I came across the poetry of Mark Pawlak because he was a student of Denise Levertov, whose work I discovered some six or seven months ago. (In such a way the threads of my life unroll themselves in entirely new directions, kinking and twisting the pattern into something different, perhaps more beautiful and more exciting). Somehow I found The Buffalo Sequence and fell into the rediscovered language of Pawlak's working-class Polish roots, of his upbringing in the Buffalo projects, that language which he found had "been educated out of [him]."

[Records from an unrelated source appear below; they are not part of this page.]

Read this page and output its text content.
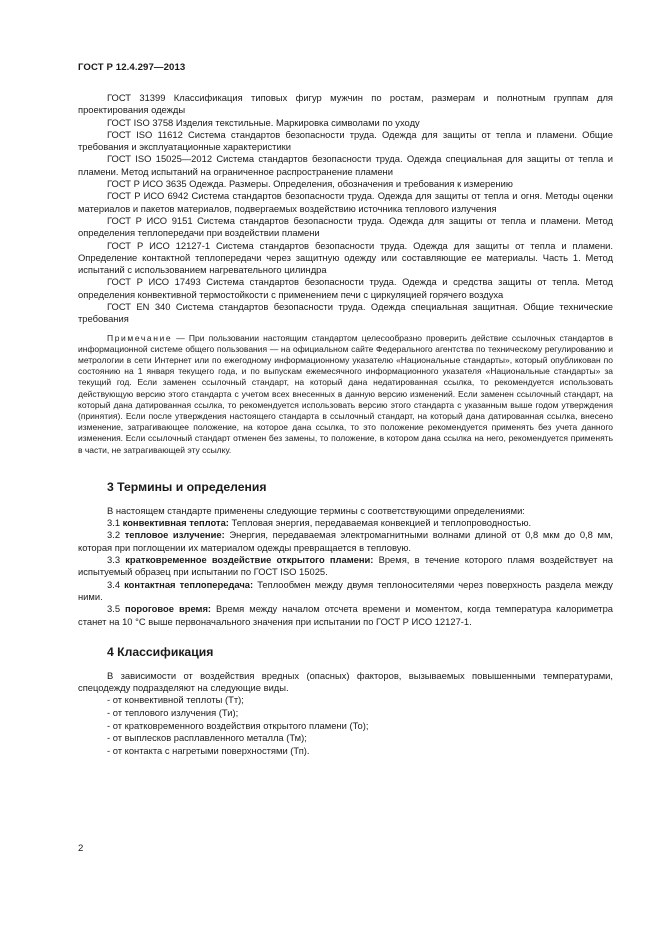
ГОСТ Р 12.4.297—2013

ГОСТ 31399 Классификация типовых фигур мужчин по ростам, размерам и полнотным группам для проектирования одежды

ГОСТ ISO 3758 Изделия текстильные. Маркировка символами по уходу

ГОСТ ISO 11612 Система стандартов безопасности труда. Одежда для защиты от тепла и пламени. Общие требования и эксплуатационные характеристики

ГОСТ ISO 15025—2012 Система стандартов безопасности труда. Одежда специальная для защиты от тепла и пламени. Метод испытаний на ограниченное распространение пламени

ГОСТ Р ИСО 3635 Одежда. Размеры. Определения, обозначения и требования к измерению

ГОСТ Р ИСО 6942 Система стандартов безопасности труда. Одежда для защиты от тепла и огня. Методы оценки материалов и пакетов материалов, подвергаемых воздействию источника теплового излучения

ГОСТ Р ИСО 9151 Система стандартов безопасности труда. Одежда для защиты от тепла и пламени. Метод определения теплопередачи при воздействии пламени

ГОСТ Р ИСО 12127-1 Система стандартов безопасности труда. Одежда для защиты от тепла и пламени. Определение контактной теплопередачи через защитную одежду или составляющие ее материалы. Часть 1. Метод испытаний с использованием нагревательного цилиндра

ГОСТ Р ИСО 17493 Система стандартов безопасности труда. Одежда и средства защиты от тепла. Метод определения конвективной термостойкости с применением печи с циркуляцией горячего воздуха

ГОСТ EN 340 Система стандартов безопасности труда. Одежда специальная защитная. Общие технические требования

Примечание — При пользовании настоящим стандартом целесообразно проверить действие ссылочных стандартов в информационной системе общего пользования — на официальном сайте Федерального агентства по техническому регулированию и метрологии в сети Интернет или по ежегодному информационному указателю «Национальные стандарты», который опубликован по состоянию на 1 января текущего года, и по выпускам ежемесячного информационного указателя «Национальные стандарты» за текущий год. Если заменен ссылочный стандарт, на который дана недатированная ссылка, то рекомендуется использовать действующую версию этого стандарта с учетом всех внесенных в данную версию изменений. Если заменен ссылочный стандарт, на который дана датированная ссылка, то рекомендуется использовать версию этого стандарта с указанным выше годом утверждения (принятия). Если после утверждения настоящего стандарта в ссылочный стандарт, на который дана датированная ссылка, внесено изменение, затрагивающее положение, на которое дана ссылка, то это положение рекомендуется применять без учета данного изменения. Если ссылочный стандарт отменен без замены, то положение, в котором дана ссылка на него, рекомендуется применять в части, не затрагивающей эту ссылку.

3 Термины и определения

В настоящем стандарте применены следующие термины с соответствующими определениями:

3.1 конвективная теплота: Тепловая энергия, передаваемая конвекцией и теплопроводностью.

3.2 тепловое излучение: Энергия, передаваемая электромагнитными волнами длиной от 0,8 мкм до 0,8 мм, которая при поглощении их материалом одежды превращается в тепловую.

3.3 кратковременное воздействие открытого пламени: Время, в течение которого пламя воздействует на испытуемый образец при испытании по ГОСТ ISO 15025.

3.4 контактная теплопередача: Теплообмен между двумя теплоносителями через поверхность раздела между ними.

3.5 пороговое время: Время между началом отсчета времени и моментом, когда температура калориметра станет на 10 °С выше первоначального значения при испытании по ГОСТ Р ИСО 12127-1.

4 Классификация

В зависимости от воздействия вредных (опасных) факторов, вызываемых повышенными температурами, спецодежду подразделяют на следующие виды.

- от конвективной теплоты (Тт);
- от теплового излучения (Ти);
- от кратковременного воздействия открытого пламени (То);
- от выплесков расплавленного металла (Тм);
- от контакта с нагретыми поверхностями (Тп).
2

I remember some years ago reading in a fashion magazine about the teenage progeny of rock stars, how the daughter of a Texan mother and a middle-class British father sounded like neither, but had the cultured upper-class British accent of her friends and classmates, because, as the writer noted, you don't sound like your parents, you sound like your peers. It reminded me of how my own background left me more or less bilingual, but without the accent that has clung to both my parents after more than thirty years of American citizenship. (You don't have an accent, L. told me, years ago, but you don't sound American, either).
It was not until Pawlak was a college student on scholarship at MIT that he understood that his background was strictly working-class (I am reminded of a Steinbeck short story where a father does not realize that he is poor and that he should be ashamed of being poor until his young son began going to school); you don't really see yourself clearly until you have moved out of the comfort zone of your upbringing. I was in college before I could see how privileged my own upbringing had been; at my private high school I thought I had been firmly at the midpoint between students who were incredibly wealthy and students who were on financial aid.
The voice that comes out clearly in The Buffalo Sequence is the voice that Pawlak had to find again, the one that had been taken away by education. In his afterward essay he writes about the American oral tradition, the language born of your ancestors filtered by your parents, language inflected by the other language of your family's home country, which American education considers it is obliged to root out and replace with book language...'to make it' means to have unlearned American speech and to have replaced it with educated speech...To be a 'successful' American is to be without one's American language heritage.
To that end the poet's role is to hold on to that speech [they] grew up with and to its oral heritage, if there is to be an American literature...[they] must write in the language people actually speak if [their] poetry is to have meaning to other people. It is then back to the language of his childhood Pawlak returns for his poetry, his "ballads" for the American people, his Buffalo childhood in the housing projects of that American city.
Pawlak, Mark. The Buffalo Sequence. Copper Canyon Press, 1977. pp 60-61.